TL; DR;
You do not have to store sensitive information on the OCaml heap. Thus, you should never copy your secret to any value allocated by the OCaml heap, therefore, neither bytes, nor strings, nor arrays can be used, even temporary ones.
Introduction to the OCaml Memory Model
OCaml values are evenly represented as labeled machine words. The less significant bit of the word is used as a tag that distinguishes between pointers (tag = 0) and immediate values (tag = 1). Thus, a value always has a fixed size and is a pointer or immediate.
Immediate values store their data in the most significant part of the word, that is, 31 bits in 32-bit systems and 63 bits in 64-bit systems. Pointers store their data in blocks that are located in the so-called OCaml heap. OCaml Heap is a collection of blocks managed by the garbage collector (GC). A block is a piece of data with a header prefix. The header defines the size of the data and some other meta information used by the GC. A block may contain OCaml values (pointers or immediate values) or opaque data.
Summarizing. All OCaml values are represented as machine words that either store data directly in the word, or are pointers to blocks allocated by the heap. Each pointer points to one and only one block. Multiple pointers can point to the same block. Such values are considered physically equal. Some blocks are not indicated by any pointers. Such blocks are called dead and are regenerated by the GC.
Introduction to OCaml Garbage Collector
The GC manages blocks by distributing, moving, and freeing them. GC itself uses an arena that is either obtained from the C memory allocator (malloc) or directly from the kernel via the memmap system call (it depends on the specific system and runtime).
GC is a generation, which means that values are first allocated in a special area of the heap called a small heap. A small heap is an adjacent fixed-size memory region represented at runtime by three pointers: the beg pointer to the beginning of the small heap, the end pointer to the end of the small heap, and the cur pointer to the beginning of the free small heap area. When a block is selected, cur increases by the size of the block. Then the block is initialized with data. When there is no more free space in the small heap (i.e., then end - cur smaller than the required block size), an insignificant GC cycle starts. GC parses all the blocks stored in the Small Heap and copies all the blocks referenced by at least one pointer to the main heap. After that, the cur pointer is set to beg .
In a large heap, a block can also be copied several times during a process called compaction. The compactor may try to rearrange blocks in their arena to achieve a more compact representation of the heap.
Safety implications
Since the OCaml GC is a moving GC, it can copy data distributed by the heap arbitrarily. Although it is called moving, it is still really just copying. Ie, when a block moves from the lowest heap to the big heap, it is actually just copied to bits and thus duplicated. A phantom block in a small heap can live for an arbitrary period of time until it is overwritten by some newly allocated value. When an object moves during compaction, it is also copied and may or may not be overwritten during the process. And, of course, it goes without saying that after the block becomes dead, it can still survive on the heap for an arbitrary amount of time until the GC is reused.
This means that if a secret gets into a bunch of OCaml, it will be lonely, because GC can repeat it several times in an arbitrary and unpredictable way. Thus, we can only keep secrets either in direct values or in regions that are not controlled by GC. As mentioned earlier, all OCaml values that are pointers always point to a block in the OCaml heap. A block may contain data directly or may contain a pointer itself, which will point outside the memory heap. So-called custom blocks may or may not store their information in the OCaml heap, it depends on the specific presentation of each custom block. For example, the Bigarray library provides custom blocks that store their payload outside the OCaml heap. Thus, Bigarray is a custom block that has two fields: pointer and size. This is an opaque block, i.e. The GC will never consider these two values as OCaml values and will never follow either size or pointer. The data marked with a pointer is located outside the OCaml heap and is either allocated using malloc or memmap (in fact, it can be an arbitrary integer and even point to a stack or static data, t really matters if we look at bigarrays in the same way as a pair ptr,len ).

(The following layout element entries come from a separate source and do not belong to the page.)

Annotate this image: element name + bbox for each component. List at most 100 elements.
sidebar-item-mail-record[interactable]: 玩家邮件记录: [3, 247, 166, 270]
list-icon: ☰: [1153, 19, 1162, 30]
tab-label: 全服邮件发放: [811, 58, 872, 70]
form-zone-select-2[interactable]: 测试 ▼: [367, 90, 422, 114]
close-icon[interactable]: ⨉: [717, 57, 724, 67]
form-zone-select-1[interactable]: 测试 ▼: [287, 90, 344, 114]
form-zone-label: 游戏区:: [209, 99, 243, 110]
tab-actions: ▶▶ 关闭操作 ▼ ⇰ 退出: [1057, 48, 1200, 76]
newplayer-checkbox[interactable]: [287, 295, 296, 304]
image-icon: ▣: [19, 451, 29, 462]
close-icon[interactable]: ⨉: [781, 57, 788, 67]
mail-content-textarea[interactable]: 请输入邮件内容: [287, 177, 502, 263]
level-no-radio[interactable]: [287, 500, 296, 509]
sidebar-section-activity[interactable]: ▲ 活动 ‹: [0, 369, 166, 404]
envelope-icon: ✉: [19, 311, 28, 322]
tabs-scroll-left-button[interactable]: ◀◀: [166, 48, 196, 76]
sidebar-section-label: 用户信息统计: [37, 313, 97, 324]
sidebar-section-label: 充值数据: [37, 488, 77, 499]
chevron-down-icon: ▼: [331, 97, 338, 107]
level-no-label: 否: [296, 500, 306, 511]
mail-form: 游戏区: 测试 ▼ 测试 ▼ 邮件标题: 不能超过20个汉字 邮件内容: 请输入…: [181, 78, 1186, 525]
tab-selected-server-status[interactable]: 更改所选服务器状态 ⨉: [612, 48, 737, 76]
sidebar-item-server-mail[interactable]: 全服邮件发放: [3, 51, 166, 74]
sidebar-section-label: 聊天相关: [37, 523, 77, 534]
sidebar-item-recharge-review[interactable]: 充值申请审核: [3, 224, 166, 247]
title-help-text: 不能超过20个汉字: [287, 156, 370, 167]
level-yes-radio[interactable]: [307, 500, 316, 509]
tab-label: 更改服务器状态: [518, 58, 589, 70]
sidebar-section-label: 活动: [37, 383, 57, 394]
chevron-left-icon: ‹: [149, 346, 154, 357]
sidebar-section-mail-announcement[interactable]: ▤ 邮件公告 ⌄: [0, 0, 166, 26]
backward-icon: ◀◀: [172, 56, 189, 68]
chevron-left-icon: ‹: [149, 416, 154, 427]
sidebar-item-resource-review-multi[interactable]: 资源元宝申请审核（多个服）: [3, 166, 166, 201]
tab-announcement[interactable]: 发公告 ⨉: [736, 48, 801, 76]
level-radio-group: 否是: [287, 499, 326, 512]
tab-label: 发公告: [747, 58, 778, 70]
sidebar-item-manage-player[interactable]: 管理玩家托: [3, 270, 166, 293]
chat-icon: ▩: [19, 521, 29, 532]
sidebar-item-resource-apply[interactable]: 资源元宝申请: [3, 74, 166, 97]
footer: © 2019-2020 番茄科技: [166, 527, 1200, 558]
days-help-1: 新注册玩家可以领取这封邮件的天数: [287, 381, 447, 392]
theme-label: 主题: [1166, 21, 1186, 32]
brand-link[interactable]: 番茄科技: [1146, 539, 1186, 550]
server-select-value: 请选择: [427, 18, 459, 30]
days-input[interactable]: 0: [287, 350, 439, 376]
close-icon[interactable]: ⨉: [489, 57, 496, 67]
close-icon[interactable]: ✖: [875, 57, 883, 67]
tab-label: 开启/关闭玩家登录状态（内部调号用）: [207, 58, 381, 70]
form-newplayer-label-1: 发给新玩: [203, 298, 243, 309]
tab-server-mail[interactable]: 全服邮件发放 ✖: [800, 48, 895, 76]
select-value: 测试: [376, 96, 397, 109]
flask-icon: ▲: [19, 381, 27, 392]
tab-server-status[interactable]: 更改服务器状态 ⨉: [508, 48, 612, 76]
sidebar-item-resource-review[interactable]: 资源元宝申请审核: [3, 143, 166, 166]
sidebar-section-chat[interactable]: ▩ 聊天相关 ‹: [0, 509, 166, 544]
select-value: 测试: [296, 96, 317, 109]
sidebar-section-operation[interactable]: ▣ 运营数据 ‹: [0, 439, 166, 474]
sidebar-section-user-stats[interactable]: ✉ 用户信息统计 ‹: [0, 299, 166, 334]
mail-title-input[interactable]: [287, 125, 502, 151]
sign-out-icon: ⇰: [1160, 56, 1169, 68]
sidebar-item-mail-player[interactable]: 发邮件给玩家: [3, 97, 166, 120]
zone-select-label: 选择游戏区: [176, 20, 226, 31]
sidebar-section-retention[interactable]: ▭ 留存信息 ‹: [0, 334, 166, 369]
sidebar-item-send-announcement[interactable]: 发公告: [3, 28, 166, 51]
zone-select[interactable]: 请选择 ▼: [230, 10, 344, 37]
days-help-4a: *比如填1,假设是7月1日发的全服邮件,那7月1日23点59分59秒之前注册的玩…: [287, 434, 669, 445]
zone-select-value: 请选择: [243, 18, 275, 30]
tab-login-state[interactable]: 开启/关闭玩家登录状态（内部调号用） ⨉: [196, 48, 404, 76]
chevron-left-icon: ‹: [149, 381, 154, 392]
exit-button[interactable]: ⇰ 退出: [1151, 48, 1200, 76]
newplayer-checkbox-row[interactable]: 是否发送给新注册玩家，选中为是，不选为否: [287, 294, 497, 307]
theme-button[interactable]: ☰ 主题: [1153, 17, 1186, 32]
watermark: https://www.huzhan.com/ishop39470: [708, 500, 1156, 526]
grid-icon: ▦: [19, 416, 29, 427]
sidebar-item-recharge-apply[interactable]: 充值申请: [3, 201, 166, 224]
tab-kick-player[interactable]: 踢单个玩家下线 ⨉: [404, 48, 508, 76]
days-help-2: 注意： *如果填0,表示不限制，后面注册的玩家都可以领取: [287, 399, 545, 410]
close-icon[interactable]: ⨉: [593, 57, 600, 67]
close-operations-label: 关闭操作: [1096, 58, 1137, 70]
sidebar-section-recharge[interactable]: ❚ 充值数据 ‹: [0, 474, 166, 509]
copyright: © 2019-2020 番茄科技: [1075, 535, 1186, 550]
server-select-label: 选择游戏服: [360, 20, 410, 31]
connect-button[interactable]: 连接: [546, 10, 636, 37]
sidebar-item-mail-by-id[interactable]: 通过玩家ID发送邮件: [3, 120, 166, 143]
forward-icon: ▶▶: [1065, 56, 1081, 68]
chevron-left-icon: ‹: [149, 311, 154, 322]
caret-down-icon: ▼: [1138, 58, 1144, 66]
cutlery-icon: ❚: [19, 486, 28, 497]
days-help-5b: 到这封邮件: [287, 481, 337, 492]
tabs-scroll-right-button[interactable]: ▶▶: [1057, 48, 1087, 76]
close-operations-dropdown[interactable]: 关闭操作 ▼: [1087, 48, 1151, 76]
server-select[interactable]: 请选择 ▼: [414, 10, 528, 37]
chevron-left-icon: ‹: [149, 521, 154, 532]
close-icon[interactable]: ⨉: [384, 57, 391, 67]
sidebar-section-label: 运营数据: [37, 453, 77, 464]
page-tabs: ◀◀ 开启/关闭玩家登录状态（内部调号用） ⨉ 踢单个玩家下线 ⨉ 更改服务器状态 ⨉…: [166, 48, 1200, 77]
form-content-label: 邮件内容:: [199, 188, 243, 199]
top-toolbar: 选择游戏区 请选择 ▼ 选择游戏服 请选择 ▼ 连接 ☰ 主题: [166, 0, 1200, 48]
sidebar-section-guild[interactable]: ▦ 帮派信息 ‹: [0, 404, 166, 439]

All this makes Bigarrays ideal for keeping secrets. We can be sure that they will not be moved by the GC, we can rewrite them to prevent information leakage after they are released.
Further considerations
We must be careful and never allow copying a secret to a bunch of OCaml from our safe place. This means that even if our main repository is safe bigarray, the information will still leak if we copy its contents to the OCaml string. Therefore, if we first read the information in the OCaml line, and then copy it to bigarray, the information will still leak. Thus, any interface that uses the values allocated by the OCaml heap is unsafe and should not be used. For example, we cannot use OCaml channels to read or write secrets (we must rely on a memory map or unbuffered IO provided by the Unix module). And again, whenever you get the string data type from Bigarray, you copy your data with all the consequences.